Construction Project Manager/Working through "Mom" issues
Everyone loves my Mother, she is very pretty and charming, that is, as long as she doesn’t perceive you as a threat. I thought I had the solution. In order to spend time with my now elderly Narcissistic mother I just needed to put on my big girl pants and ignore her bad behavior. I also had to ignore my scars from the years she spent defacing my worth.
I thought I was doing a great job, I really did. I was managing to spend time and help her. I had set internal limits, parameters of how to engage and when to leave. I had broken down the relationship like a project and all was good with my Mom.

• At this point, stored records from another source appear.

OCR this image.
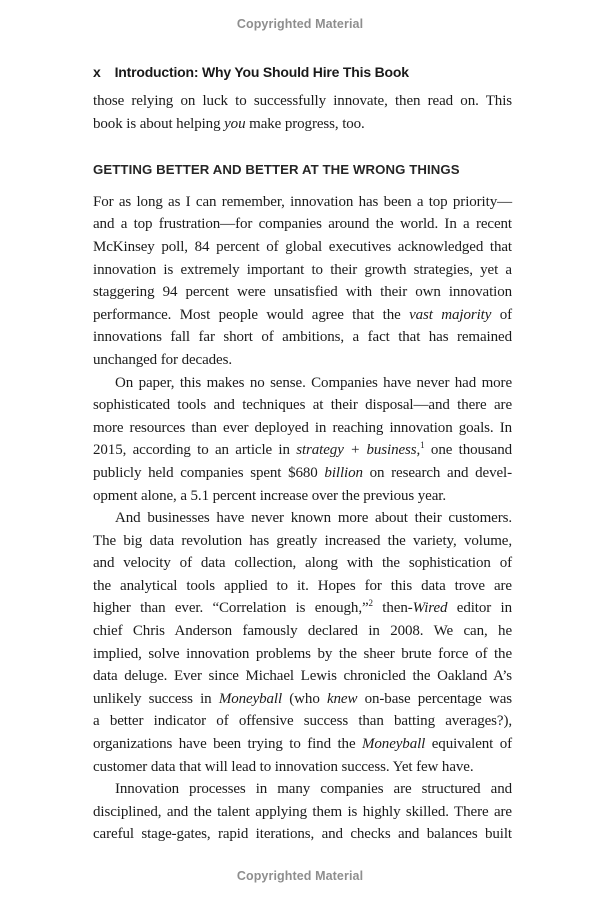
Copyrighted Material
x Introduction: Why You Should Hire This Book
those relying on luck to successfully innovate, then read on. This
book is about helping you make progress, too.
GETTING BETTER AND BETTER AT THE WRONG THINGS
For as long as I can remember, innovation has been a top priority—
and a top frustration—for companies around the world. In a recent
McKinsey poll, 84 percent of global executives acknowledged that
innovation is extremely important to their growth strategies, yet a
staggering 94 percent were unsatisfied with their own innovation
performance. Most people would agree that the vast majority of
innovations fall far short of ambitions, a fact that has remained
unchanged for decades.
On paper, this makes no sense. Companies have never had more
sophisticated tools and techniques at their disposal—and there are
more resources than ever deployed in reaching innovation goals. In
2015, according to an article in strategy + business,$^1$ one thousand
publicly held companies spent $680 billion on research and devel-
opment alone, a 5.1 percent increase over the previous year.
And businesses have never known more about their customers.
The big data revolution has greatly increased the variety, volume,
and velocity of data collection, along with the sophistication of
the analytical tools applied to it. Hopes for this data trove are
higher than ever. “Correlation is enough,”$^2$ then-Wired editor in
chief Chris Anderson famously declared in 2008. We can, he
implied, solve innovation problems by the sheer brute force of the
data deluge. Ever since Michael Lewis chronicled the Oakland A’s
unlikely success in Moneyball (who knew on-base percentage was
a better indicator of offensive success than batting averages?),
organizations have been trying to find the Moneyball equivalent of
customer data that will lead to innovation success. Yet few have.
Innovation processes in many companies are structured and
disciplined, and the talent applying them is highly skilled. There are
careful stage-gates, rapid iterations, and checks and balances built
Copyrighted Material
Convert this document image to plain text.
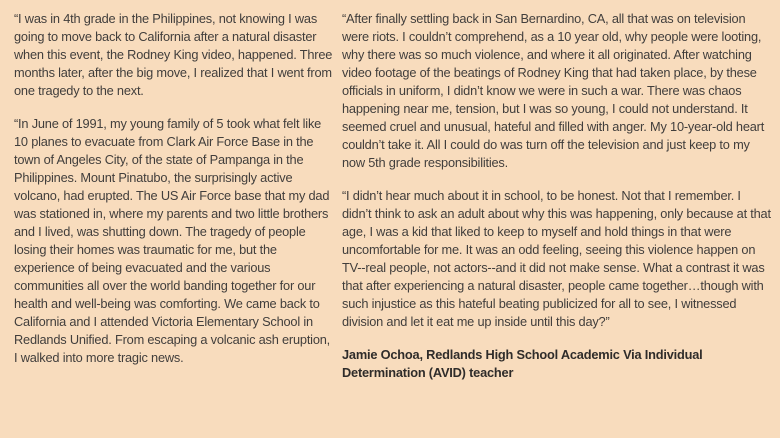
“I was in 4th grade in the Philippines, not knowing I was going to move back to California after a natural disaster when this event, the Rodney King video, happened. Three months later, after the big move, I realized that I went from one tragedy to the next.

“In June of 1991, my young family of 5 took what felt like 10 planes to evacuate from Clark Air Force Base in the town of Angeles City, of the state of Pampanga in the Philippines. Mount Pinatubo, the surprisingly active volcano, had erupted. The US Air Force base that my dad was stationed in, where my parents and two little brothers and I lived, was shutting down. The tragedy of people losing their homes was traumatic for me, but the experience of being evacuated and the various communities all over the world banding together for our health and well-being was comforting. We came back to California and I attended Victoria Elementary School in Redlands Unified. From escaping a volcanic ash eruption, I walked into more tragic news.

“After finally settling back in San Bernardino, CA, all that was on television were riots. I couldn’t comprehend, as a 10 year old, why people were looting, why there was so much violence, and where it all originated. After watching video footage of the beatings of Rodney King that had taken place, by these officials in uniform, I didn’t know we were in such a war. There was chaos happening near me, tension, but I was so young, I could not understand. It seemed cruel and unusual, hateful and filled with anger. My 10-year-old heart couldn’t take it. All I could do was turn off the television and just keep to my now 5th grade responsibilities.

“I didn’t hear much about it in school, to be honest. Not that I remember. I didn’t think to ask an adult about why this was happening, only because at that age, I was a kid that liked to keep to myself and hold things in that were uncomfortable for me. It was an odd feeling, seeing this violence happen on TV--real people, not actors--and it did not make sense. What a contrast it was that after experiencing a natural disaster, people came together…though with such injustice as this hateful beating publicized for all to see, I witnessed division and let it eat me up inside until this day?”

Jamie Ochoa, Redlands High School Academic Via Individual Determination (AVID) teacher
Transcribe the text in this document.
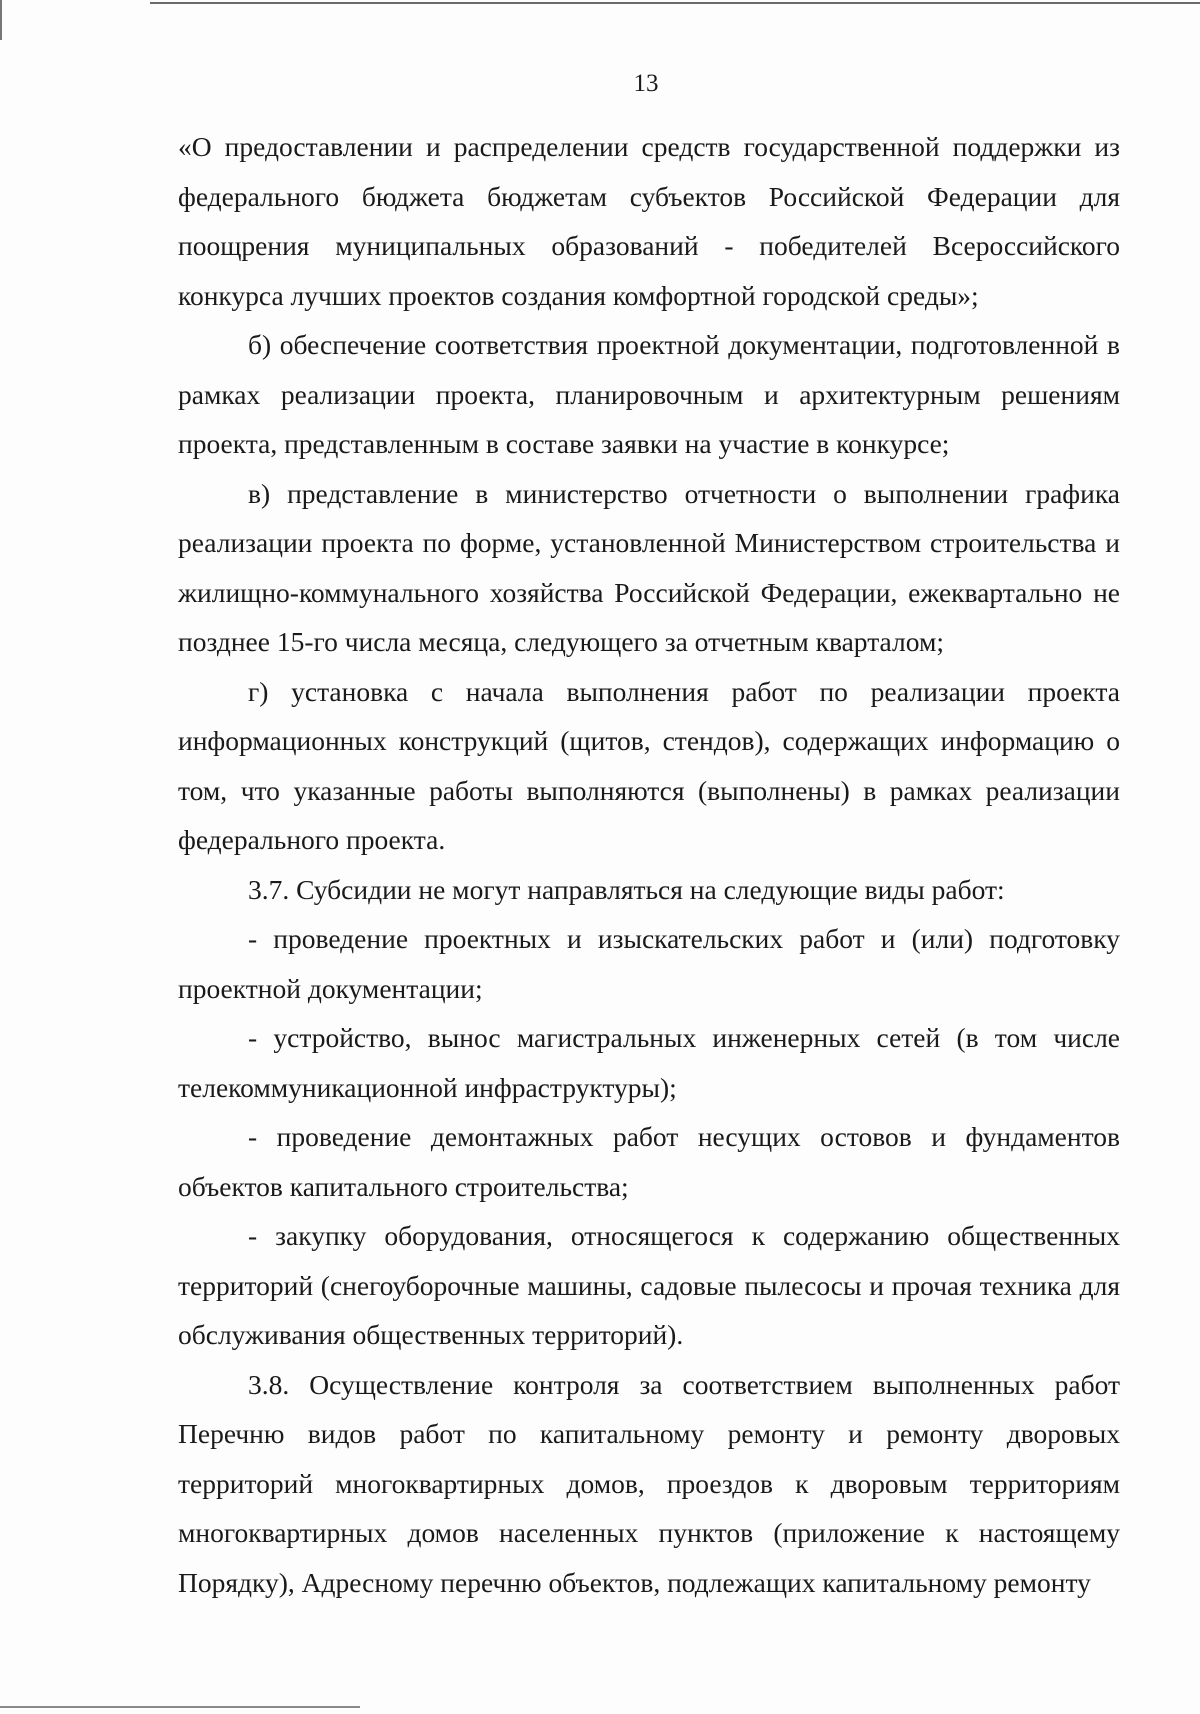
13

«О предоставлении и распределении средств государственной поддержки из федерального бюджета бюджетам субъектов Российской Федерации для поощрения муниципальных образований - победителей Всероссийского конкурса лучших проектов создания комфортной городской среды»;

б) обеспечение соответствия проектной документации, подготовленной в рамках реализации проекта, планировочным и архитектурным решениям проекта, представленным в составе заявки на участие в конкурсе;

в) представление в министерство отчетности о выполнении графика реализации проекта по форме, установленной Министерством строительства и жилищно-коммунального хозяйства Российской Федерации, ежеквартально не позднее 15-го числа месяца, следующего за отчетным кварталом;

г) установка с начала выполнения работ по реализации проекта информационных конструкций (щитов, стендов), содержащих информацию о том, что указанные работы выполняются (выполнены) в рамках реализации федерального проекта.

3.7. Субсидии не могут направляться на следующие виды работ:

- проведение проектных и изыскательских работ и (или) подготовку проектной документации;

- устройство, вынос магистральных инженерных сетей (в том числе телекоммуникационной инфраструктуры);

- проведение демонтажных работ несущих остовов и фундаментов объектов капитального строительства;

- закупку оборудования, относящегося к содержанию общественных территорий (снегоуборочные машины, садовые пылесосы и прочая техника для обслуживания общественных территорий).

3.8. Осуществление контроля за соответствием выполненных работ Перечню видов работ по капитальному ремонту и ремонту дворовых территорий многоквартирных домов, проездов к дворовым территориям многоквартирных домов населенных пунктов (приложение к настоящему Порядку), Адресному перечню объектов, подлежащих капитальному ремонту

I will never forget Anne asking me “How is that working for you?” It was like a bolt of lightning into my soul. I answered almost under my breath, with a tear rolling out of the corner of my eye, “Not so well”. She asked me to go on, explain. “I’m so angry”, I said, with a sigh. “What are you going to do about that?” asked Anne.
Anne understood that I had allowed my Mom to dictate our relationship, once again, still. What I was ignoring with my hardened heart was what I wished for, what kind of relationship I want, what I need. She helped me breakdown the history so that I could remove the scars at least the anger. She helped me come up with a way to re-approach with a new perception.
With Anne’s coaching, my mom and I are spending time together that works for both of us.